We also present secure learning as a game between an attacker and a defender— the taxonomy determines the structure of the game and its cost model. Further, this taxonomy provides a basis for evaluating the resilience of the systems described by analyzing threats against them to construct defenses. The development of defensive learning techniques is more tentative, but we also discuss a variety of techniques that show promise for defending against different types of attacks.

The work we present not only provides a common language for thinking and writing about secure learning, but goes beyond that to show how the framework applies to both algorithm design and the evaluation of real-world systems.

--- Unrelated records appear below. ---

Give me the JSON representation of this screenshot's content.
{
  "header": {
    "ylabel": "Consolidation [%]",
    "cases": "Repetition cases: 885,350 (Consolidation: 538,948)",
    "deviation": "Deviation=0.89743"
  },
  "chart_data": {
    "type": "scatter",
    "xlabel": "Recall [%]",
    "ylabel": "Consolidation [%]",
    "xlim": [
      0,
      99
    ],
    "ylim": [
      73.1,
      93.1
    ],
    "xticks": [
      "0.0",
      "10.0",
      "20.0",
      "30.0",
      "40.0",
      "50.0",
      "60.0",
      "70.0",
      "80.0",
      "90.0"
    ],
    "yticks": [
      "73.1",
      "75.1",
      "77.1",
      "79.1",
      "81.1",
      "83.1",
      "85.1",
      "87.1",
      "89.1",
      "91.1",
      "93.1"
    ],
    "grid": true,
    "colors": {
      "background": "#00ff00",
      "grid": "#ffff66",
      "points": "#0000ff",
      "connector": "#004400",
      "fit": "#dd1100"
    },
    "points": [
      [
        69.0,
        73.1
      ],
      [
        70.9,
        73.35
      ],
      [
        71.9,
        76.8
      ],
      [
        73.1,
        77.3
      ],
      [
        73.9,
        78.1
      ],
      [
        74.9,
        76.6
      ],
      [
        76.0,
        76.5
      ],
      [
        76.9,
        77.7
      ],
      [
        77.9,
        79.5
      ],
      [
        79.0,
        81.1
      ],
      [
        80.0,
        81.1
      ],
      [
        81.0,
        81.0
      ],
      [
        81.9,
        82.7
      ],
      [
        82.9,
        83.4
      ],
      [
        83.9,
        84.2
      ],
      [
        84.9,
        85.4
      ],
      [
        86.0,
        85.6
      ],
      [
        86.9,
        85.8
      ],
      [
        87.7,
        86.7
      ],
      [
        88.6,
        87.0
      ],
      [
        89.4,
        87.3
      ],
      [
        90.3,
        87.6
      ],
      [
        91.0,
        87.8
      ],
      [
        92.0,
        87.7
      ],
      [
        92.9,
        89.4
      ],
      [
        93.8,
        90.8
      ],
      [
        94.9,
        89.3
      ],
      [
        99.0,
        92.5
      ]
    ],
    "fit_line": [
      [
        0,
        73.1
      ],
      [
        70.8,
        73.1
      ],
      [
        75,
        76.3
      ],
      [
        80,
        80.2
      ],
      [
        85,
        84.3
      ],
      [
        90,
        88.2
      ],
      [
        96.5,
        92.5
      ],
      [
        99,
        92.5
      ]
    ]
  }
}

Not only does the framework elicit common themes in otherwise disparate domains but it has also motivated our study of practical machine learning systems as presented in Chapters 5, 6, and 8. These foundational principles for characterizing attacks against learning systems are an essential first step if secure machine learning is to reach its potential as a tool for use in real systems in security-sensitive domains.

This chapter builds on earlier research (Barreno, Nelson, Sears, Joseph, & Tygar 2006; Barreno, Nelson, Joseph, & Tygar 2010; Barreno 2008).

Analyzing the Phases of Learning

Attacks can occur at each of the phases of the learning process that were outlined in Section 2.2. Figure 2.1(a) depicts how data flows through each phase of learning. We briefly outline how attacks against these phases differ.

The Measuring Phase

With knowledge of the measurement process, an adversary can design malicious instances to mimic the measurements of innocuous data. After a successful attack against the measurement mechanism, the system may require expensive reinstrumentation or redesign to accomplish its task.